Arci Comitato Territoriale di Catania: La “Questione mafiosa” è gravissima. Il silenzio delle istituzioni è inquietante


Pubblicato il 25 Febbraio 2025

L’ennesima inchiesta giudiziaria in Sicilia smaschera il patto tra mafia e politica che annichilisce la democrazia e rende le istituzioni prede di corruzione, clientele e interessi criminali. Denunciamo nuovamente l’aggravarsi della “questione mafiosa” che attanaglia politica e istituzioni siciliane. L’arresto del deputato regionale Giuseppe Castiglione e del Sindaco di Ramacca, Nunzio Vitale, insieme a due consiglieri comunali conferma il nostro allarme.

Si allarga il numero di comuni sciolti per mafia o con i sindaci arrestati: Ramacca, Palagonia, Tremestieri Etneo, Castiglione di Sicilia, Randazzo. Pesanti ombre anche su Paternò e Misterbianco. Allarmante l’arresto del deputato Giuseppe Castiglione, fino a qualche mese fa Presidente del Consiglio Comunale di Catania.

Il prezzo del voto di scambio e del controllo clientelare e mafioso sulla cosa pubblica lo subiamo ogni giorno: gestione criminale dei rifiuti, governo clientelare delle società partecipate, inadeguatezza dei servizi essenziali, sperpero di soldi pubblici in prebende e consulenze, corruzione negli appalti, uso privatistico delle amministrazioni pubbliche, violenze e abusi di potere.

È inquietante il silenzio delle istituzioni regionali e cittadine circa gli ultimi arresti. Il Sindaco Trantino non sente il dovere di parlare delle infiltrazioni criminali nel Comune dopo l’arresto dell’ex presidente del consiglio comunale? Non sente il dovere di chiarire quali azioni intende intraprendere di fronte al rischio di condizionamenti criminali sull’attività amministrativa? Appaiono imbarazzanti un’amministrazione comunale e un Sindaco metropolitano che si riempiono la bocca di antimafia e legalità, che plaudono a ogni retata di polizia e carabinieri, ma tacciono quando a essere oggetto delle importanti azioni della magistratura sono i loro potenti alleati politici. Deboli con i forti e forti con i deboli.

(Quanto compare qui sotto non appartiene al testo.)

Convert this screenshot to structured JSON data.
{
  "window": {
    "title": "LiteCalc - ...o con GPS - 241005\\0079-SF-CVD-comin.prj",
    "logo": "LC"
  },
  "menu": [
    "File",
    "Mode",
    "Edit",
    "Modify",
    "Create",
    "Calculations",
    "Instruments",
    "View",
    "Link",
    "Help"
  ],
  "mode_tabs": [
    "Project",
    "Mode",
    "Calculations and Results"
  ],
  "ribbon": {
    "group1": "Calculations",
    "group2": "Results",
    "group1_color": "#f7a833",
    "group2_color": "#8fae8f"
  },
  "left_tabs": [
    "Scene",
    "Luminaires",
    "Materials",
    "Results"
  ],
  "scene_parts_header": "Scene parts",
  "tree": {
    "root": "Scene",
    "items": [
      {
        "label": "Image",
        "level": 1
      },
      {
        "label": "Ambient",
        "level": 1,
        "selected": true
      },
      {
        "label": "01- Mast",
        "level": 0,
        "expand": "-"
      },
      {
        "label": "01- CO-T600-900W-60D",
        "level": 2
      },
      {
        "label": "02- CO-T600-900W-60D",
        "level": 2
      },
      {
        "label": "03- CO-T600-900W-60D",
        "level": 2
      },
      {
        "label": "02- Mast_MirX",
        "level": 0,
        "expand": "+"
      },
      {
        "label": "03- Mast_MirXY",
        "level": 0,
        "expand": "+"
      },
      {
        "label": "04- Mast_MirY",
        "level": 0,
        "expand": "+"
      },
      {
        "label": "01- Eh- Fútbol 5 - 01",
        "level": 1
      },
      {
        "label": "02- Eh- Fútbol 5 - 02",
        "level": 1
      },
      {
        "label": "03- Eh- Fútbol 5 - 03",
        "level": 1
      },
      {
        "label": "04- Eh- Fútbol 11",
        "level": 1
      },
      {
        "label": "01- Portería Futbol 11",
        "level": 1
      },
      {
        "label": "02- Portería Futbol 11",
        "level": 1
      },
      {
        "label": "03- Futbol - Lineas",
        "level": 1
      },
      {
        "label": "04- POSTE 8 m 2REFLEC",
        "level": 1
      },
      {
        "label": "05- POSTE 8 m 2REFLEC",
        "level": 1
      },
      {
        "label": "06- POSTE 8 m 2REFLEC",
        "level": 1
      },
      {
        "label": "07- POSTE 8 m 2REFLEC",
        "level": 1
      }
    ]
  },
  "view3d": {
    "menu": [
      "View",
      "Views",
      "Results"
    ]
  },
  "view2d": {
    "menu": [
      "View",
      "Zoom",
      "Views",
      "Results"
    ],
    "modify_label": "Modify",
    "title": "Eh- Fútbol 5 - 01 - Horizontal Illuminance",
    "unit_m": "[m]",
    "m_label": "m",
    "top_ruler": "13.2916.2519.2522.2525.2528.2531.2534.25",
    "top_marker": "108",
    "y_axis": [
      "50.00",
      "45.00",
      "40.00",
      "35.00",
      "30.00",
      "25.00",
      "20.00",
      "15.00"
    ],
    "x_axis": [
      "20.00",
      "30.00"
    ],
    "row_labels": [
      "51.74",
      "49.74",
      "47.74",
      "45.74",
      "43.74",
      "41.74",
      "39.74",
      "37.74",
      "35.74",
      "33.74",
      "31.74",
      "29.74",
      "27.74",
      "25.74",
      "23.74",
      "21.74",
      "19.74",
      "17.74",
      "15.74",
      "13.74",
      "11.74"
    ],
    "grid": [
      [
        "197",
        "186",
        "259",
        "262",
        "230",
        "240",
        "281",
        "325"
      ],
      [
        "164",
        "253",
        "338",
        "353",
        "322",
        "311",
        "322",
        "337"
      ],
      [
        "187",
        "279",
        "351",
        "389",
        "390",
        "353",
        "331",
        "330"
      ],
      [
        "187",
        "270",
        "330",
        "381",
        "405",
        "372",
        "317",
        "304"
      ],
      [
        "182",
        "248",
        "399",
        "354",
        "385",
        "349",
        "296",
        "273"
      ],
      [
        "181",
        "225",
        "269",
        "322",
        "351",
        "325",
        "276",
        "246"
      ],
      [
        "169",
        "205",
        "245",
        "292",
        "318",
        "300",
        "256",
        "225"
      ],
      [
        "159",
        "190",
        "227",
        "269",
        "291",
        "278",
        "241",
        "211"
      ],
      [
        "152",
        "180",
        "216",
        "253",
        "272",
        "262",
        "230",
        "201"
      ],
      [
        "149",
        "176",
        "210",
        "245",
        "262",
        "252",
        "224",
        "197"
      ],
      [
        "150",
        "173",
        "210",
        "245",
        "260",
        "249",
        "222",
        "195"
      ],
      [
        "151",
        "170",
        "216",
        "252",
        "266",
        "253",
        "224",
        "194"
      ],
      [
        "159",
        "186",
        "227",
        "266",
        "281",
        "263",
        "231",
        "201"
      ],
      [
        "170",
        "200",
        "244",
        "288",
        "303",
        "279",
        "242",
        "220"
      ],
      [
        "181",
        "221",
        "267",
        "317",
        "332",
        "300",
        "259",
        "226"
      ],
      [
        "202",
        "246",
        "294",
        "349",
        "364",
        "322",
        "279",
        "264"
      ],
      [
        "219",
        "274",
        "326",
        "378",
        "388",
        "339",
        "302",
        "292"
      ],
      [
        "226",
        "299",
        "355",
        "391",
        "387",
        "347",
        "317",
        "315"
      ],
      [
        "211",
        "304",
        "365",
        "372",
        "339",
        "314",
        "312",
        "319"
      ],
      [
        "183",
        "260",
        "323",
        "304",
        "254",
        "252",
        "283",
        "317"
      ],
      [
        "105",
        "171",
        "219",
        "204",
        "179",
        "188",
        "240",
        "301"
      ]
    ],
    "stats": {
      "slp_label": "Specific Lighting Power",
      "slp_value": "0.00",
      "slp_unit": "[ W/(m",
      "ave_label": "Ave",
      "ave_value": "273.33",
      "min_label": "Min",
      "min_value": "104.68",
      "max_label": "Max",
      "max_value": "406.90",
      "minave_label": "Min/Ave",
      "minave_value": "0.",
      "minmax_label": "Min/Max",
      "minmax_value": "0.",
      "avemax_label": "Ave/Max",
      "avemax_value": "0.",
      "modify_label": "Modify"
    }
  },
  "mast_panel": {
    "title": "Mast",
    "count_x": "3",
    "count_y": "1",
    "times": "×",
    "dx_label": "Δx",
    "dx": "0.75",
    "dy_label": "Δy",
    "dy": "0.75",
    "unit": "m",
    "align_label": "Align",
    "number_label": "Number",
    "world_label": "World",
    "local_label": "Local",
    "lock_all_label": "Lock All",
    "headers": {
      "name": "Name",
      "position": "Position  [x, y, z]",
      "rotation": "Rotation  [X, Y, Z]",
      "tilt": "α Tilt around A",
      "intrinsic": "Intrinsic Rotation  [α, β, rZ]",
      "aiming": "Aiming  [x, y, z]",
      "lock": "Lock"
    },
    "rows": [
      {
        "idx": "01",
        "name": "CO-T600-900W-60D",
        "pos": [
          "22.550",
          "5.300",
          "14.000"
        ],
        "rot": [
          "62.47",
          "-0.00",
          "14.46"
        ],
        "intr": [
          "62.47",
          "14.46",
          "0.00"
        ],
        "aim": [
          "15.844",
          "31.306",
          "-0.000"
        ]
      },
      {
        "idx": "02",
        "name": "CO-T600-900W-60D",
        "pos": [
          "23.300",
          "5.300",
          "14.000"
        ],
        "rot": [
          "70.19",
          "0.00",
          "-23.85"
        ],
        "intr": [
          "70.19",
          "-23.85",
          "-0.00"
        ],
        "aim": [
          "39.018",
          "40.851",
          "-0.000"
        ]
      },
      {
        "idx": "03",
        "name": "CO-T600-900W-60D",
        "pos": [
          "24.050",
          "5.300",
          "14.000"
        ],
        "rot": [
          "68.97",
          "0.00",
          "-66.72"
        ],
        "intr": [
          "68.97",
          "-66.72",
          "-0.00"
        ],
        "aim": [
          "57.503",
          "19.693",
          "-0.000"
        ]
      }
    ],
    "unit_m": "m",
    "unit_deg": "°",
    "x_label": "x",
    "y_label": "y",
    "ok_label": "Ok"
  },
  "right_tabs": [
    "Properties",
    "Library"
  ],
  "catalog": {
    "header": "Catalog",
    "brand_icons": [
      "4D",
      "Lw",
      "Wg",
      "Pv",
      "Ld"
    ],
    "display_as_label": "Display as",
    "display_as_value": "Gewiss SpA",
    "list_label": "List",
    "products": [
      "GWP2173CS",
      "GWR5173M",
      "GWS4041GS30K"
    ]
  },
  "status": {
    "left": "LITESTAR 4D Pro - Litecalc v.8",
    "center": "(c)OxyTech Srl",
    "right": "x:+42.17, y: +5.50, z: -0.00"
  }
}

Esiste e resiste un’altra Catania e un’altra Sicilia che contrappone all’arroganza e alla violenza la solidarietà e il senso di comunità, agli abusi la condivisione, all’interesse privato il bene comune. C’è una terra che ripudia clientelismo e mafia. C’è una comunità che disdegna i collusi silenzi e ha il coraggio di rompere l’omertà.

Spesso, di fronte al palesarsi di crimini così odiosi, ci si sente soli, disgustati e rassegnati. Noi vogliamo trasformare le tante solitudini in comunità, il disgusto in rabbia, la rassegnazione nel lavoro per una Sicilia diversa. Libera dalla mafia.

Arci Comitato Territoriale di Catania.